Başkomser Nevzat bu kez geçmişin hayaletleriyle mücadele ediyor. Ailesini katledenlerin peşinde maceradan maceraya koşarken, Nevzat ve ekibinin yaşadıkları olaylar bir 21. yüzyıl Türkiyesi portresi çiziyor.
Yırtıcı Kuşlar Zamanı’nda Ahmet Ümit Türkiye’nin yıllardır mustarip olduğu toplumsal hastalıkların röntgenini çekiyor.

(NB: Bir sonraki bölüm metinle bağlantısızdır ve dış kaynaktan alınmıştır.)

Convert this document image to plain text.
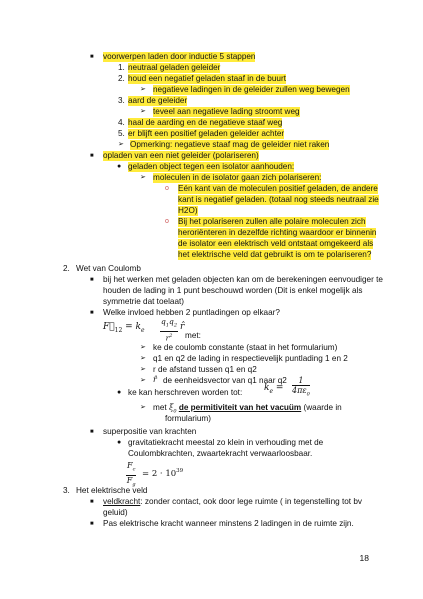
■ voorwerpen laden door inductie 5 stappen
1. neutraal geladen geleider
2. houd een negatief geladen staaf in de buurt
➢ negatieve ladingen in de geleider zullen weg bewegen
3. aard de geleider
➢ teveel aan negatieve lading stroomt weg
4. haal de aarding en de negatieve staaf weg
5. er blijft een positief geladen geleider achter
➢ Opmerking: negatieve staaf mag de geleider niet raken
■ opladen van een niet geleider (polariseren)
● geladen object tegen een isolator aanhouden:
➢ moleculen in de isolator gaan zich polariseren:
o Eén kant van de moleculen positief geladen, de andere
kant is negatief geladen. (totaal nog steeds neutraal zie
H2O)
o Bij het polariseren zullen alle polaire moleculen zich
heroriënteren in dezelfde richting waardoor er binnenin
de isolator een elektrisch veld ontstaat omgekeerd als
het elektrische veld dat gebruikt is om te polariseren?
2. Wet van Coulomb
■ bij het werken met geladen objecten kan om de berekeningen eenvoudiger te
houden de lading in 1 punt beschouwd worden (Dit is enkel mogelijk als
symmetrie dat toelaat)
■ Welke invloed hebben 2 puntladingen op elkaar?
$F⃗_{12} = k_e \frac{q_1q_2}{r^2}$ r̂
met:
➢ ke de coulomb constante (staat in het formularium)
➢ q1 en q2 de lading in respectievelijk puntlading 1 en 2
➢ r de afstand tussen q1 en q2
➢ r̂ de eenheidsvector van q1 naar q2
● ke kan herschreven worden tot: $k_e = \frac{1}{4\pi\varepsilon_0}$
➢ met $\xi_0$ de permitiviteit van het vacuüm (waarde in
formularium)
■ superpositie van krachten
● gravitatiekracht meestal zo klein in verhouding met de
Coulombkrachten, zwaartekracht verwaarloosbaar.
$\frac{F_c}{F_g} = 2 \cdot 10^{39}$
3. Het elektrische veld
■ veldkracht: zonder contact, ook door lege ruimte ( in tegenstelling tot bv
geluid)
■ Pas elektrische kracht wanneer minstens 2 ladingen in de ruimte zijn.
18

Olan bitenin farkındaydım, arkadaşlarım etrafımdaydı, insanlar bana yardım etmek için çırpınıyorlardı. Ama umurumda bile değildi. Yemek yiyemiyordum, iğne ipliğe dönmüştüm. Vazgeçmiştim, her şeyden, herkesten, hepsinden… Kılımı kıpırdatamıyordum. Kıpırdatmak istemiyorum diye değil, kıpırdatamıyordum, çünkü artık içimde yaşama isteği yoktu.